What is important for you, here and now, is buying a camera that will let you do the job you have for it.... and pretty much any of the entry level DSLR's almost certainly will, so dont sweat the small stuff. Nikon & Cannon have, by far and away the largest portion of the market sewn up between them, and consequently the support for those systems is enormouse, and most competatively priced. Whether you want to find a you-tube tutorial on how to use a different metering more, or buy an accessory flash gun, or a different length lens; either make will give you the best chance to find what you want, and it will likely be most reasonably priced. Outside that, things can start to get a little more patchy, and alternative systems like Micro-four-Thirds, whilsy still popular really aren't as well supported, and can, if you start delving make life harder for you. Given that entry level Nikon & Cannon are NOT exhorbitantly priced, the small, if any, premium you'd pay for one over anything from the incumbents has to be balenced against that commonality.

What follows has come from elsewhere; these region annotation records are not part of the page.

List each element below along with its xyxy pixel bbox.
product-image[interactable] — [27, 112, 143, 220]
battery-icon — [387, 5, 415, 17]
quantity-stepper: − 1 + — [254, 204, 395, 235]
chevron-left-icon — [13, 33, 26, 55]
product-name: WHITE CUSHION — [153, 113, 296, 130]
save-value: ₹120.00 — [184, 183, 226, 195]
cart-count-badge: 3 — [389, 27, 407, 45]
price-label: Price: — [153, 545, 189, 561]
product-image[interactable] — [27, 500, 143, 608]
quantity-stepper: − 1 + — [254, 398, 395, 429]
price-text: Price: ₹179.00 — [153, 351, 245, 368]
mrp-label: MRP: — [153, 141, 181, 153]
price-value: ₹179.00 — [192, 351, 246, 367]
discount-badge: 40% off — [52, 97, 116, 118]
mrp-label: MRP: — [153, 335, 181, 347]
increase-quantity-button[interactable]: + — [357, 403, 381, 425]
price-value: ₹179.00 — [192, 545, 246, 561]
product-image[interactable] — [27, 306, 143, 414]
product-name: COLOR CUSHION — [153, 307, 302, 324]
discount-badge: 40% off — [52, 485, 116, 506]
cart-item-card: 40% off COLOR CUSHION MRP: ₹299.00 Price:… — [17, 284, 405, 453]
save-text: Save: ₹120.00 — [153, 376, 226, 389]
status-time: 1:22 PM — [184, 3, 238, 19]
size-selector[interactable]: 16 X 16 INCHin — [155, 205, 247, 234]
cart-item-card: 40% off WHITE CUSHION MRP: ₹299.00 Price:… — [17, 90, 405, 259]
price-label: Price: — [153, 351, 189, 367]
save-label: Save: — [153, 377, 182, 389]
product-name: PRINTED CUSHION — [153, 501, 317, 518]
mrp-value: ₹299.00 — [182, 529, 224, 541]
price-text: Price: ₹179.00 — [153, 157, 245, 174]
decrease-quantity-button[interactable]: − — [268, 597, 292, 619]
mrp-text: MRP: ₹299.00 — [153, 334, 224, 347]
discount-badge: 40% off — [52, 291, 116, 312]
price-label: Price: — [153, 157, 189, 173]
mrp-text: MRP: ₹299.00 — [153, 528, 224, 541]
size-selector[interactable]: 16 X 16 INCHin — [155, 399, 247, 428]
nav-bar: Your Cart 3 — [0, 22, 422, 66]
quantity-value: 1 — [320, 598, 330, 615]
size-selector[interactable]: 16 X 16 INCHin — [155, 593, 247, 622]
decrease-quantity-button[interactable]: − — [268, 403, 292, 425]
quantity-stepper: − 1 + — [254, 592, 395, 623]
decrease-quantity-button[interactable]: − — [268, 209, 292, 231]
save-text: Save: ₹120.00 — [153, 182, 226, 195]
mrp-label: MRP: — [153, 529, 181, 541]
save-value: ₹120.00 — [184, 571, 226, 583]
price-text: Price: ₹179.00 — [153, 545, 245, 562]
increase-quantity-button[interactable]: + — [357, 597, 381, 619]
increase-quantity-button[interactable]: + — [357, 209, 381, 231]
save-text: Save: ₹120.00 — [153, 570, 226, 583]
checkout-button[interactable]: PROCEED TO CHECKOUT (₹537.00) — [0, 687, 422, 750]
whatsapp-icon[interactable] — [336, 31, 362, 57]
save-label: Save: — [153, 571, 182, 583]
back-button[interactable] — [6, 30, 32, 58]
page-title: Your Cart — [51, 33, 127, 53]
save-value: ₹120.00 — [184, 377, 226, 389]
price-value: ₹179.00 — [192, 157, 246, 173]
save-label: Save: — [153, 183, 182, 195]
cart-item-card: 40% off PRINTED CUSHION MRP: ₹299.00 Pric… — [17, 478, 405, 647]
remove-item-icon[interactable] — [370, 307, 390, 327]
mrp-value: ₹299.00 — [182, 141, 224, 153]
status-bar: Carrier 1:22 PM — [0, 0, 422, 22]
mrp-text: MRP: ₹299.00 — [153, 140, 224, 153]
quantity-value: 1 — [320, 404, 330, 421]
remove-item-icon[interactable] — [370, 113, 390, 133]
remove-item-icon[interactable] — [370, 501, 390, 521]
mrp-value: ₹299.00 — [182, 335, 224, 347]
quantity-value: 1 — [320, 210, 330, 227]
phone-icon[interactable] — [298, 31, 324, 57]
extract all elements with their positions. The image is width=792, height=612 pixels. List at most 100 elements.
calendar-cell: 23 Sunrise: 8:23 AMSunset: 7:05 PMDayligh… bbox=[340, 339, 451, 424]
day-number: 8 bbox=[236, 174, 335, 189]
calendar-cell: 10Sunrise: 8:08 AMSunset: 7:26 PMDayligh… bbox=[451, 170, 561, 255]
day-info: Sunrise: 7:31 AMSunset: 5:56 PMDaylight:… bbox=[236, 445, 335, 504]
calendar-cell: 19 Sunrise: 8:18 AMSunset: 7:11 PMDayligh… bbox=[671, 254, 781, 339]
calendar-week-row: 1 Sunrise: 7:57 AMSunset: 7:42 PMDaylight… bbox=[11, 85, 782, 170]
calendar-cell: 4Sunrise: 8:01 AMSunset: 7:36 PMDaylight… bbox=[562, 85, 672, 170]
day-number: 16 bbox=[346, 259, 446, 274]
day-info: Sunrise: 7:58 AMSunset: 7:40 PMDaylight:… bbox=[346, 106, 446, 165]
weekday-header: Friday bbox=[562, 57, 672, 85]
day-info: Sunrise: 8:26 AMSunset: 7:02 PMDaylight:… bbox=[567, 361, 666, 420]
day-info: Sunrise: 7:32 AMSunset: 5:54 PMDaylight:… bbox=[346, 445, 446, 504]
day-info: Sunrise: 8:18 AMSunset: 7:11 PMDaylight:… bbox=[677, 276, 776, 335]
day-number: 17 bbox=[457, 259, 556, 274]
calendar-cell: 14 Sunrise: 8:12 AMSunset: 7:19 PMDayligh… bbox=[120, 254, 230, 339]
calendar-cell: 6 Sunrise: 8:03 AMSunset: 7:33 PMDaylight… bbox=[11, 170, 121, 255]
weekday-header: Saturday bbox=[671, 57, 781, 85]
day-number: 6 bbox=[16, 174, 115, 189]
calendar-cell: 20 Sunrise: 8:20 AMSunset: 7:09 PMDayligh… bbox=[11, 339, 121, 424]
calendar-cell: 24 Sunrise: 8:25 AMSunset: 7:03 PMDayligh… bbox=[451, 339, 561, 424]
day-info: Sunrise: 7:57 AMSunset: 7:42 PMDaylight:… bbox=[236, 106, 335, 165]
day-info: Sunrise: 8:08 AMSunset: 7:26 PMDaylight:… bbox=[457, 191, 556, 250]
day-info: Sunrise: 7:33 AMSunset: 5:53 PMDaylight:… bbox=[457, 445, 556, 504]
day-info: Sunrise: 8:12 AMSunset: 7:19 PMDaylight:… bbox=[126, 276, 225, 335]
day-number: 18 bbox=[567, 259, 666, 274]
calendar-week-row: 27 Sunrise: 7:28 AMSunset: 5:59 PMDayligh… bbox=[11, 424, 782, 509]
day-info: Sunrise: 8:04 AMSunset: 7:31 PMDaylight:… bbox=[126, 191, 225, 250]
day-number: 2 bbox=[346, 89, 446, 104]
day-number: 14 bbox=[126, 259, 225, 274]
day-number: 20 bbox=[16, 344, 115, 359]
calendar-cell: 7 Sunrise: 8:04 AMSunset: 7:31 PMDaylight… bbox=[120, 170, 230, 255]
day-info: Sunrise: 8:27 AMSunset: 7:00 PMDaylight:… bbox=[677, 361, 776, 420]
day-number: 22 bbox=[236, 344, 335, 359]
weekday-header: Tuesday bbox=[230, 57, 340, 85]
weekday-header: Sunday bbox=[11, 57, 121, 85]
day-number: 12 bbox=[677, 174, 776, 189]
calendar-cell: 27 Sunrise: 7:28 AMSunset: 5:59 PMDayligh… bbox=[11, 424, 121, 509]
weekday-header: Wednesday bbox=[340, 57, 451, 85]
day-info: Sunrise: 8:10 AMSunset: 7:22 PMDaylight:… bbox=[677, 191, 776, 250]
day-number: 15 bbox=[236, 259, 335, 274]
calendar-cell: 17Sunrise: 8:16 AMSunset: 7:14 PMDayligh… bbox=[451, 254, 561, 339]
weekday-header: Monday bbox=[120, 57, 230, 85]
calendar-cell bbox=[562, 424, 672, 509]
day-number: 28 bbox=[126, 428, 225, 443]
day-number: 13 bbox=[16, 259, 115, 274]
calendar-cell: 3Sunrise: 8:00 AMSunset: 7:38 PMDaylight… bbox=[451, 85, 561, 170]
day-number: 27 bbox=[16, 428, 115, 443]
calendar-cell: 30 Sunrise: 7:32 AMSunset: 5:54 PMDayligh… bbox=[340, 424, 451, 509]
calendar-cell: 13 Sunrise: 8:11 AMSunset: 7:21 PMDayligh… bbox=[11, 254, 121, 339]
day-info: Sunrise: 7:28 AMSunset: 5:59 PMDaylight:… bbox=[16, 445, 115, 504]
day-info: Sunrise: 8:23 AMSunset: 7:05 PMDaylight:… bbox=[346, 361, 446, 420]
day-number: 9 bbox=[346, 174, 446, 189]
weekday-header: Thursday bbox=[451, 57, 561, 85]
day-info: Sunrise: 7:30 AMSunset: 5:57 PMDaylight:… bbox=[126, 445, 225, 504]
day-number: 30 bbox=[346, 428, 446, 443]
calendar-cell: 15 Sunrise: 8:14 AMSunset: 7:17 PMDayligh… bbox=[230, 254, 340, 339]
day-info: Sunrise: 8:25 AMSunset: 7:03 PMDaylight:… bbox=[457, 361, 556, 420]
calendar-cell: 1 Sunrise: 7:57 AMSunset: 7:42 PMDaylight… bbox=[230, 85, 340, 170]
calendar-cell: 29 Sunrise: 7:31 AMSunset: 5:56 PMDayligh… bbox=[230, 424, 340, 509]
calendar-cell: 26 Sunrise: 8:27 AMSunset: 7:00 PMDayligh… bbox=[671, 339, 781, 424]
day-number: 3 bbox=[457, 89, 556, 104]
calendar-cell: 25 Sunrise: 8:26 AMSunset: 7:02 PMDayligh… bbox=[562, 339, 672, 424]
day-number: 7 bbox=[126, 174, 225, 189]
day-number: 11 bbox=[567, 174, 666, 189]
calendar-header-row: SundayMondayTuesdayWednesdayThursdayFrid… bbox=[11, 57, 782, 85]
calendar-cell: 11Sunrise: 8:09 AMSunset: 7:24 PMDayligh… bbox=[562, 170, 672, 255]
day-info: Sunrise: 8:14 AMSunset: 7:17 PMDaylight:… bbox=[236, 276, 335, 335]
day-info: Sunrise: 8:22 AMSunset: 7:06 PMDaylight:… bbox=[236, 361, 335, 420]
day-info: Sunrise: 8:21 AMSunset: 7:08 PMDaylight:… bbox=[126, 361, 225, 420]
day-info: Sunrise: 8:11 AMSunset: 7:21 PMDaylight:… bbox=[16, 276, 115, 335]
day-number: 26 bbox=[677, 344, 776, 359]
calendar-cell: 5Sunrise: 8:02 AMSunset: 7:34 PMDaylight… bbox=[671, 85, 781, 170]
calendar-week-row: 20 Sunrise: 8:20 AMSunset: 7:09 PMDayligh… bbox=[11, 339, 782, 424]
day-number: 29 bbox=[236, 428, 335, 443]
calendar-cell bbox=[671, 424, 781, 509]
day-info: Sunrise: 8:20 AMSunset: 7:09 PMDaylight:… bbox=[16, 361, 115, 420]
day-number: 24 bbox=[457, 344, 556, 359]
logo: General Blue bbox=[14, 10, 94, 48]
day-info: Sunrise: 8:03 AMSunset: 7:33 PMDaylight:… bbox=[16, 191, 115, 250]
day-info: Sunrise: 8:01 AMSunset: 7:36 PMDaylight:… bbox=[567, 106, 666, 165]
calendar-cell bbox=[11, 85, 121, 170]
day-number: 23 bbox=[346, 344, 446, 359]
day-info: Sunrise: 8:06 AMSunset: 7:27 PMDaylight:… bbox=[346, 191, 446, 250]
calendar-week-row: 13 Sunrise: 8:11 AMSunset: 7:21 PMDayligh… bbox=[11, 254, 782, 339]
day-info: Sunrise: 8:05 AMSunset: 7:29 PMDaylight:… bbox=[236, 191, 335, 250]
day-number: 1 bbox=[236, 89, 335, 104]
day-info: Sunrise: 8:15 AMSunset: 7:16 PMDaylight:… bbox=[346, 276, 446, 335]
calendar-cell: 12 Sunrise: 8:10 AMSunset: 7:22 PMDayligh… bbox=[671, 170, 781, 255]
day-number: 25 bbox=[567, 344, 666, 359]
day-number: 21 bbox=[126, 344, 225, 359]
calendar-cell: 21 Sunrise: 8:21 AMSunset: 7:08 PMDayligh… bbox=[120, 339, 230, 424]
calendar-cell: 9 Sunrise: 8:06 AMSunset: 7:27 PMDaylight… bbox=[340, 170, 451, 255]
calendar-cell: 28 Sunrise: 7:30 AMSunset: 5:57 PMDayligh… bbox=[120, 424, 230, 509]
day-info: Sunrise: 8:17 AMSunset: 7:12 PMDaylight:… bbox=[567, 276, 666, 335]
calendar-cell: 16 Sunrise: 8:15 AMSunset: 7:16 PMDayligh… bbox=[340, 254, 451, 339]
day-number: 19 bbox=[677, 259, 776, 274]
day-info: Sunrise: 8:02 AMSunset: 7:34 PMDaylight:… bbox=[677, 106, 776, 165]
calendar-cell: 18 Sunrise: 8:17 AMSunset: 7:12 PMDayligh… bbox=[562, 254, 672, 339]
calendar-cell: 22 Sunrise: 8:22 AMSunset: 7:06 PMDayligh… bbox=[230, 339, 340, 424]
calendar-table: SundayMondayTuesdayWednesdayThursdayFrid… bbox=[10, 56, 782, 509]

So if you like the cannon, and are comfy using it.... you probably dont need to look much further or fret much harder... cough up the cash and get going... THAT is where the major differences to your results will be... in how clued up you get how diligent you are, and how ambitiouse.... NOT in the electrickery inside the box you happen to be holding..... spend more time looking THROUGH the camera, rather than AT it!